Education Minister Heng Swee Keat has said that with information readily available, rote learning has to make way for digital literacy.
SINGAPORE: Education Minister Heng Swee Keat has said that with information readily available, rote learning has to make way for digital literacy.
Speaking at the Second International Summit of the Book on Friday, Mr Heng said there is a need to place greater emphasis on critical and inventive thinking.
Whether it is a papyrus, print or the iPad, it seems that books are here to stay.
Professor Tommy Koh, chairman of the Organising Committee of the Second International Summit of the Book, and Ambassador-at-Large, said: “I think the book will endure to the end of time.
“But the form of the book has changed and will change. The container will change, the platform on which we read the book will also change.
“My children, for example, prefer to read the book either on the computer, on the iPad, on the tablet and other electronic forms. I still prefer the printed book. But in one form or another, the book will endure. There can be no human civilisation without books.”

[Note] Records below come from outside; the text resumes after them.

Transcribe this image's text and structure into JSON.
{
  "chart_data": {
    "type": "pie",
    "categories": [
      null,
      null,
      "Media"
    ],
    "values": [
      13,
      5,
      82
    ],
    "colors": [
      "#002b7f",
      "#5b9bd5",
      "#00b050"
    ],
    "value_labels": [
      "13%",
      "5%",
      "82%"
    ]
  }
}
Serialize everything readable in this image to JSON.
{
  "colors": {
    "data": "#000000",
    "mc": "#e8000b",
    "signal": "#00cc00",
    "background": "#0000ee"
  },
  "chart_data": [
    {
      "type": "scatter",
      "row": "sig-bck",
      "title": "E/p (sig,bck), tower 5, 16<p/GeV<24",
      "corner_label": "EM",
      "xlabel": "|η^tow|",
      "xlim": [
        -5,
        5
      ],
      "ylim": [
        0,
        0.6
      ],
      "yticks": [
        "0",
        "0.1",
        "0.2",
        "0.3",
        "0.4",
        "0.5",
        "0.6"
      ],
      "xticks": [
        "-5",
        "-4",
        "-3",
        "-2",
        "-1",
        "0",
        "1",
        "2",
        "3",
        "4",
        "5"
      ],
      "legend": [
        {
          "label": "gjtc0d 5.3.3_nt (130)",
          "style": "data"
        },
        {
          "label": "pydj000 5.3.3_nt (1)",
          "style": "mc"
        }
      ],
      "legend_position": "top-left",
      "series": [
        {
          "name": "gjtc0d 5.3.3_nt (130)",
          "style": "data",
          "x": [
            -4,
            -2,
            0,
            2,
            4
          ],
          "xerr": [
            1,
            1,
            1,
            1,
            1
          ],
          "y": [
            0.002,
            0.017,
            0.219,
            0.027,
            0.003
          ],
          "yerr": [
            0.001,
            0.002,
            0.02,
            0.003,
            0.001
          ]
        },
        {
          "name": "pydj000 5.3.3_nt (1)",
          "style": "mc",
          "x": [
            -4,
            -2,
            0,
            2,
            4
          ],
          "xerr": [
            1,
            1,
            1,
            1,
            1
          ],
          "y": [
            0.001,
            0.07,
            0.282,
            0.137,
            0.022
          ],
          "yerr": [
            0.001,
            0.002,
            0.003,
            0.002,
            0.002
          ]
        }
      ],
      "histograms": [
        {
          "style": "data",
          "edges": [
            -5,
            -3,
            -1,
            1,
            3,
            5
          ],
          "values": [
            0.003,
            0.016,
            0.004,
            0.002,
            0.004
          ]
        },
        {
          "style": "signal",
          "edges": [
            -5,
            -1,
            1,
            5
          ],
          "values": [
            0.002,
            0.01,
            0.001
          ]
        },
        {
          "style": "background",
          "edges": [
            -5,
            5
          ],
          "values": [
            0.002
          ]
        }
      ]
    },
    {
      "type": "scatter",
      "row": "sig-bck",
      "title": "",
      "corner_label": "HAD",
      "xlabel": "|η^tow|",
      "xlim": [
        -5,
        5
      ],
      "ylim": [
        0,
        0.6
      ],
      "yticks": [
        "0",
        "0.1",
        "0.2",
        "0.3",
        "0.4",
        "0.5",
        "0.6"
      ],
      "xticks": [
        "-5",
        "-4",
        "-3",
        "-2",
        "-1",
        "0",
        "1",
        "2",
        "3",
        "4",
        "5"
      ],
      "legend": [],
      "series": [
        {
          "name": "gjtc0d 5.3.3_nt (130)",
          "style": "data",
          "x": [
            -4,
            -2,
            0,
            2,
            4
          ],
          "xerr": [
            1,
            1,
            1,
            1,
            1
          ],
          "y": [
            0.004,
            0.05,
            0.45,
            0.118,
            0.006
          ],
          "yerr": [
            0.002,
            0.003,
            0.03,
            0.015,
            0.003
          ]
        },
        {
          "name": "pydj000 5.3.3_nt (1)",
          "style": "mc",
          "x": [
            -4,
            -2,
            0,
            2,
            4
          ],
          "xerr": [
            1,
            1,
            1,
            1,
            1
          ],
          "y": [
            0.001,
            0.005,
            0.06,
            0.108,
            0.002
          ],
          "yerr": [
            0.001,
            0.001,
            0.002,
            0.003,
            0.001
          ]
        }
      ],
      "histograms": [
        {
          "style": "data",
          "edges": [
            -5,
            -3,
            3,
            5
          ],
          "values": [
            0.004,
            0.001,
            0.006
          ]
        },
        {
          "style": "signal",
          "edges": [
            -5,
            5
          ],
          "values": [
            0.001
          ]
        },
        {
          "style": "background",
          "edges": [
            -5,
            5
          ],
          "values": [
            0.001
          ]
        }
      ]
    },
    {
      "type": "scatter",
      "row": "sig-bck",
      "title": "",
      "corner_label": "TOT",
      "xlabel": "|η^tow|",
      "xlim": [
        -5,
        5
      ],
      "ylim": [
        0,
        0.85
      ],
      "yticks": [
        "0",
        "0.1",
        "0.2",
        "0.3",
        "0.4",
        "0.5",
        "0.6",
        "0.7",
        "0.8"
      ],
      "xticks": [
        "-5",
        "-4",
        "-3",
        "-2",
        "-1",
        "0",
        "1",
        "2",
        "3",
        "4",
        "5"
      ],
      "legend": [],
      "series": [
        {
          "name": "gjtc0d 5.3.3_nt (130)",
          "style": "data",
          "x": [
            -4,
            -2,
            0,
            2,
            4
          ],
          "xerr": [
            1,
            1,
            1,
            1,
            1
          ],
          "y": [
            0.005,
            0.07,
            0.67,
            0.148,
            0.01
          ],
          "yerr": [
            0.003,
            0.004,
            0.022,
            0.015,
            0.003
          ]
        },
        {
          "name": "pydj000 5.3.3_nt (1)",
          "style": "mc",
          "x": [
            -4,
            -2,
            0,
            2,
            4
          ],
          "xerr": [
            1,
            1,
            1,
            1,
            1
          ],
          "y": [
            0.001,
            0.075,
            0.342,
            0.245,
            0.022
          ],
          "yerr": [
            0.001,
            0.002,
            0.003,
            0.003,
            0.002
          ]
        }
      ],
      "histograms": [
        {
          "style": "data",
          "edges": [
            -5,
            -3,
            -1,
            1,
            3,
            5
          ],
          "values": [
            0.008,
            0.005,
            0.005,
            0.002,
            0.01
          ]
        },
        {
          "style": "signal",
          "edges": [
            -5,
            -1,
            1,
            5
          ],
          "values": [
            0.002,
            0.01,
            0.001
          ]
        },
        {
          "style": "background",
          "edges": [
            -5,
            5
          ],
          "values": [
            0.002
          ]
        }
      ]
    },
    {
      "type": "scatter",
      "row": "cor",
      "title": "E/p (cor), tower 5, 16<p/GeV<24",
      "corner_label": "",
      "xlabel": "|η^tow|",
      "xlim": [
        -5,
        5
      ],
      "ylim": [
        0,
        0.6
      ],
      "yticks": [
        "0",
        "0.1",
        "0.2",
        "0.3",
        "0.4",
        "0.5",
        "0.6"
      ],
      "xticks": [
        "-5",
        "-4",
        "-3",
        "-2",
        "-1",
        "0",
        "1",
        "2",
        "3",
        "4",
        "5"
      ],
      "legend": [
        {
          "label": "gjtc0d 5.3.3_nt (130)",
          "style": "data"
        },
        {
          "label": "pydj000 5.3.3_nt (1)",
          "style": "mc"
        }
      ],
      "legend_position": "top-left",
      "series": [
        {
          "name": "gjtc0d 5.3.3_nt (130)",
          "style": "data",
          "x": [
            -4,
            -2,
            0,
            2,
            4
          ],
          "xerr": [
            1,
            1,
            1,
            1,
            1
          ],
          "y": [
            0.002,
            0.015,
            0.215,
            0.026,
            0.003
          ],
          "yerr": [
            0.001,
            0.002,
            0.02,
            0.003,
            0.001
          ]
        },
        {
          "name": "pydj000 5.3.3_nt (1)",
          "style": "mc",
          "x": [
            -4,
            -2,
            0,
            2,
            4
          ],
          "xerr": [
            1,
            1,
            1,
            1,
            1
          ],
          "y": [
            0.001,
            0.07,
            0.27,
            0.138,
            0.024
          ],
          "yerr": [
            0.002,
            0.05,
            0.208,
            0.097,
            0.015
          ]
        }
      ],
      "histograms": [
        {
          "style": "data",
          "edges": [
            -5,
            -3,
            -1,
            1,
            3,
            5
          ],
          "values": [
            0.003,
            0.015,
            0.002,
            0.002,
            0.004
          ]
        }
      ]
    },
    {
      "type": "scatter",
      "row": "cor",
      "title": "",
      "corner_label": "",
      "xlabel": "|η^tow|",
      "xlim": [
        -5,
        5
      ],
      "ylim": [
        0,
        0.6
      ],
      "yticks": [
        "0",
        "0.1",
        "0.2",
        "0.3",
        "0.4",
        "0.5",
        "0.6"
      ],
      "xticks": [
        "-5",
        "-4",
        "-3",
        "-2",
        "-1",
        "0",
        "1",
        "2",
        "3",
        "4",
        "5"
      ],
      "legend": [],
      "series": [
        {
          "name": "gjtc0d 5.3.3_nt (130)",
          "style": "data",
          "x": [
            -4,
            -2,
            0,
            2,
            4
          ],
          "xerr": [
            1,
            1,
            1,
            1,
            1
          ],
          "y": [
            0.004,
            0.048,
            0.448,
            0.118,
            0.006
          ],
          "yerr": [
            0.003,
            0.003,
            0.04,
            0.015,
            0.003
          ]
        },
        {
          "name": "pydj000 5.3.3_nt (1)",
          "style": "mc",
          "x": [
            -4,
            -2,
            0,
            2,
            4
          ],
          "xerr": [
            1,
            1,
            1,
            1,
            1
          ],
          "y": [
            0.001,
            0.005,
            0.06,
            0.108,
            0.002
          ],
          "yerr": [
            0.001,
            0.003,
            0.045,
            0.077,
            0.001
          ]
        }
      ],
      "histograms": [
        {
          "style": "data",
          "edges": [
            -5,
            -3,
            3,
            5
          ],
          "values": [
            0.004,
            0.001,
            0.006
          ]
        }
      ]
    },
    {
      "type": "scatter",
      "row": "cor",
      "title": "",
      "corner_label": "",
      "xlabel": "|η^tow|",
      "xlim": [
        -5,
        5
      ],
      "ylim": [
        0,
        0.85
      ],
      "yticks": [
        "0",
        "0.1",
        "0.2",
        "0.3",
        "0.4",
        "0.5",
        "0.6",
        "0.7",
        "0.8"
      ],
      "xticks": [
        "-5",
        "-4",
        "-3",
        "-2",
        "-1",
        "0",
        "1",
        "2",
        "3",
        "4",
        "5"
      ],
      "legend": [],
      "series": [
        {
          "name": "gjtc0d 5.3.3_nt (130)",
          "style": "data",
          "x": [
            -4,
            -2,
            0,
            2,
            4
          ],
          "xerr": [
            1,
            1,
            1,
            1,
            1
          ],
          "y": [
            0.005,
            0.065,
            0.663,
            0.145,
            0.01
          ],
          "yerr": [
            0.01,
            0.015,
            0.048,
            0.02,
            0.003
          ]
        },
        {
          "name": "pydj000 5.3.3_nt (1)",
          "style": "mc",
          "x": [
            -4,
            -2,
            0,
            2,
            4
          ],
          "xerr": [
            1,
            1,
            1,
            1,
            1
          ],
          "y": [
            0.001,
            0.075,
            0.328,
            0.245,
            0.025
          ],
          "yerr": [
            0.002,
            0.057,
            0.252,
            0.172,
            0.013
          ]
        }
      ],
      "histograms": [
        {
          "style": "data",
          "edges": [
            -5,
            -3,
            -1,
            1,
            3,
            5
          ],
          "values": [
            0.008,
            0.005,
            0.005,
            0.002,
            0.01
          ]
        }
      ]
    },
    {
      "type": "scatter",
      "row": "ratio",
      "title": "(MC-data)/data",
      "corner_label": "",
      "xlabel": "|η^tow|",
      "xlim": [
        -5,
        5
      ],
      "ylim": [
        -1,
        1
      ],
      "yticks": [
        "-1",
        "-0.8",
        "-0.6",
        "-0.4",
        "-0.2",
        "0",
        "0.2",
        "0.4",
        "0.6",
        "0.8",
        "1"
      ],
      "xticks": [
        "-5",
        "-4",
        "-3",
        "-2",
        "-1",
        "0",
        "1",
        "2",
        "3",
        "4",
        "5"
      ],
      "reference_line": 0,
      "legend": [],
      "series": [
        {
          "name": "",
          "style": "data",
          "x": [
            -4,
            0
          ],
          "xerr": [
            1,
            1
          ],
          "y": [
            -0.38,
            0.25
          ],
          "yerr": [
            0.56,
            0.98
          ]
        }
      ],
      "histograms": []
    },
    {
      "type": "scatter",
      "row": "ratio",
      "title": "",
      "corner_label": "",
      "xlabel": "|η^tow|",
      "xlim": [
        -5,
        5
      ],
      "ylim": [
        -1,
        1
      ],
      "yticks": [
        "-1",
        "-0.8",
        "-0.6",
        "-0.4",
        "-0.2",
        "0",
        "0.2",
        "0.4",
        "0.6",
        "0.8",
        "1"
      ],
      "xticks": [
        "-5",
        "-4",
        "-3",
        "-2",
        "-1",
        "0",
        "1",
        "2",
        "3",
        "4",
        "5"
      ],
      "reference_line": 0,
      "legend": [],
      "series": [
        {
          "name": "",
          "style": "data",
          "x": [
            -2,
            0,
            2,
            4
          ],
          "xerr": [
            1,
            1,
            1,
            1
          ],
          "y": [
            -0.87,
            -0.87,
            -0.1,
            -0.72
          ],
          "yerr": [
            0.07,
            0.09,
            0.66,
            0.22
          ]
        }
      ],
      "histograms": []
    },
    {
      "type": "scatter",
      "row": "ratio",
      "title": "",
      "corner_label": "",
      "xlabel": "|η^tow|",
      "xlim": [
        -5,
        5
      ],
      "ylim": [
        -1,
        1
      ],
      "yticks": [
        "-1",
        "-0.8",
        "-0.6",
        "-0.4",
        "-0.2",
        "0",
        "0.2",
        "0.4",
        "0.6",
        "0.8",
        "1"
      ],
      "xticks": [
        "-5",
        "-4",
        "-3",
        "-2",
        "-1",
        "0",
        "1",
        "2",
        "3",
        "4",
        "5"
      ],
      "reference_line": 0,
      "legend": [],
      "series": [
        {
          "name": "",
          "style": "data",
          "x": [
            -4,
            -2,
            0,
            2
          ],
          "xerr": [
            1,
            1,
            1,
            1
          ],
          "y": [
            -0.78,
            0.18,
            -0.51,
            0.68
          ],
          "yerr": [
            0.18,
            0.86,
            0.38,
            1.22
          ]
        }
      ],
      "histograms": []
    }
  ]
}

But the question is whether readers are able to discern truths from untruths, especially in an era that is inundated with information.
Mr Heng said: “Some fear that the technologically sophisticated books of the future will dull the mind, as we no longer bother to use our imagination to render words into sounds and images.
“They worry too that we will forget to think for ourselves after we close the book because social media offers such an array of ready-made opinions that we will just pick one off the virtual shelf rather than form our own.
“We need to place greater emphasis on critical and inventive thinking, so that we may go on to imagine and create new insights.
“At the workplace, as the information revolution transforms the nature of work, our ability to move from theory to practice, to apply learning imaginatively in different contexts, and to create new knowledge, will become increasing valuable.”